Gambling is an activity whereby a person or group of people place bets on events that can have a positive outcome or a negative one. Events can include anything from football matches to scratchcards. People gamble for a number of reasons, but generally they do it for social, financial or entertainment purposes. People also do it to escape from daily life or to relieve stress. However, if it becomes habitual, it can lead to a lot of debt and can damage family relationships.

There are various ways of stopping gambling, including limiting the amount spent, blocking websites and apps, using credit cards that have someone else in charge of them, closing online betting accounts, having a friend or trusted colleague keep track of spending, and only keeping a small amount of cash on you. There are also many support groups, such as Gamblers Anonymous, where you can find a sponsor who has gone through the same experience and can help you through difficult times.

Whether you’re in a twinkly casino or on the floor of an online slot machine, your brain is wired to seek rewards.

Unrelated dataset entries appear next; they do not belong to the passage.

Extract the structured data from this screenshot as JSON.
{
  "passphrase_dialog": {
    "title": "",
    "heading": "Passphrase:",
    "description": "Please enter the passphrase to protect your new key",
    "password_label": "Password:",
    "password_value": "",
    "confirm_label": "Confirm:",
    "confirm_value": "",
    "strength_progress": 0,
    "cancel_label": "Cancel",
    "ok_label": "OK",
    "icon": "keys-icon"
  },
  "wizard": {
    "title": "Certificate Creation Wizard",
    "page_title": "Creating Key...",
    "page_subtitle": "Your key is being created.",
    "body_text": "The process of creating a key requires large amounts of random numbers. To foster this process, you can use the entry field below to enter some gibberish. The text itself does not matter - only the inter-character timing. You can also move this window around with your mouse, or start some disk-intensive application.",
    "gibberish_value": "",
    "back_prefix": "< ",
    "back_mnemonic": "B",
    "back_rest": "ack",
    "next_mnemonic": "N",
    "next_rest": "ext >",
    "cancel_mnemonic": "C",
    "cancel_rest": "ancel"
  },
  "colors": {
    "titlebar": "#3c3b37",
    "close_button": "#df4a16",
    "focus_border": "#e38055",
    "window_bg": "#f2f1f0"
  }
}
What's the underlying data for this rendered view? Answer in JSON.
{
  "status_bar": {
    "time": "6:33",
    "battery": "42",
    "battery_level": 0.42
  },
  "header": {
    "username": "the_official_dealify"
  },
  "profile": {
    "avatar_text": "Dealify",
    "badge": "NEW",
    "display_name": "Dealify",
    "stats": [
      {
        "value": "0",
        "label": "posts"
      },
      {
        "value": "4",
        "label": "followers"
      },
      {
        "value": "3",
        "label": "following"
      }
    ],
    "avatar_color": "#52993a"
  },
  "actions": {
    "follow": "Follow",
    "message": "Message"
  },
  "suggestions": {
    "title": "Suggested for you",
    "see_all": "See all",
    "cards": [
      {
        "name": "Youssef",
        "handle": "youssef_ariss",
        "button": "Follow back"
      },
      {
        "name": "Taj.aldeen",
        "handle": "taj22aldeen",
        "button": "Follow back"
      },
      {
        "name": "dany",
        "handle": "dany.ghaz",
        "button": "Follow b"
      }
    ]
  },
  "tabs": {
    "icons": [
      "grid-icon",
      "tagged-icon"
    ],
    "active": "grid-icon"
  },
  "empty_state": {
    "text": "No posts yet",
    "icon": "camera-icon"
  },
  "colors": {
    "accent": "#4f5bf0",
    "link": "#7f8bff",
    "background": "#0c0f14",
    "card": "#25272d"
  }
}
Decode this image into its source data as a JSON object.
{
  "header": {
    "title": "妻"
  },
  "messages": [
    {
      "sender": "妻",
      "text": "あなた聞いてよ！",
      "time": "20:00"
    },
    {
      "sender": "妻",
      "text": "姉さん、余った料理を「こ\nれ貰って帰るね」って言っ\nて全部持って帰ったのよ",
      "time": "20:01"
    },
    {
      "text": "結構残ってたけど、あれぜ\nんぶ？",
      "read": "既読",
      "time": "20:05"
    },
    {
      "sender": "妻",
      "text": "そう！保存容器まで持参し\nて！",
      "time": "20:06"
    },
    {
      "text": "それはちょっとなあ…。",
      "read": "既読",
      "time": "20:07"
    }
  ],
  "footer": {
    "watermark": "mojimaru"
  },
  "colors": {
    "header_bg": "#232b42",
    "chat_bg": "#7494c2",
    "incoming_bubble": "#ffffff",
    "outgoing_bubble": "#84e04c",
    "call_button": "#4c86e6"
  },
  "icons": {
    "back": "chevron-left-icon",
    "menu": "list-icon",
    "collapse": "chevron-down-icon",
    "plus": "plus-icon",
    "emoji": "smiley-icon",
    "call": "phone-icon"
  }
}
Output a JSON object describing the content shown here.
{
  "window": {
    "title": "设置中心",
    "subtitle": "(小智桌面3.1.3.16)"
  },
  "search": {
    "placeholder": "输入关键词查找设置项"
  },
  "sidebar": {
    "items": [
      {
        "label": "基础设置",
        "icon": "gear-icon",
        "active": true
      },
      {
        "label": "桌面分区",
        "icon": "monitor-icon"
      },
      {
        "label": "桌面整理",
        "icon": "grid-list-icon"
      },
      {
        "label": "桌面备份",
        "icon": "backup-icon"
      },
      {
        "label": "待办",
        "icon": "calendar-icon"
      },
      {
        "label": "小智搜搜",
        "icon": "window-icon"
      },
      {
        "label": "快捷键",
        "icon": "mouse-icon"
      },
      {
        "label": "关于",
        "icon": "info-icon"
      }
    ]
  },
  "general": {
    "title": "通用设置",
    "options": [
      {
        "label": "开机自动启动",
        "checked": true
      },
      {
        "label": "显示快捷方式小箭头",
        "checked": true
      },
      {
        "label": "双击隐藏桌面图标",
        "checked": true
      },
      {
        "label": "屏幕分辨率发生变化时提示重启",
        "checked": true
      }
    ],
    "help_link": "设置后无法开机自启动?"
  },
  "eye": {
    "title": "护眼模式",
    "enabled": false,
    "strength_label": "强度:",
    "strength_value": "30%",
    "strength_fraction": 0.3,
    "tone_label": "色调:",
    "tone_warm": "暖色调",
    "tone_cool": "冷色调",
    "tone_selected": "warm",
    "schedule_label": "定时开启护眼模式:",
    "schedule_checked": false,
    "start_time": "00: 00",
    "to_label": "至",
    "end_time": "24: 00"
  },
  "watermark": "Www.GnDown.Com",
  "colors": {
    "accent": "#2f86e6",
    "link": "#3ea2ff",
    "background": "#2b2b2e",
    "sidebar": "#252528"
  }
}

When you win, your body releases a chemical called dopamine, and this can cause you to continue to gamble. However, problem gambling can change the reward pathway in your brain and make you feel addicted to losing.

Gambling has many negative and harmful effects, but it also has some benefits. These are called ‘intangible’ impacts because they are not measurable in monetary terms. They are mainly observed at the individual, interpersonal and society/community levels.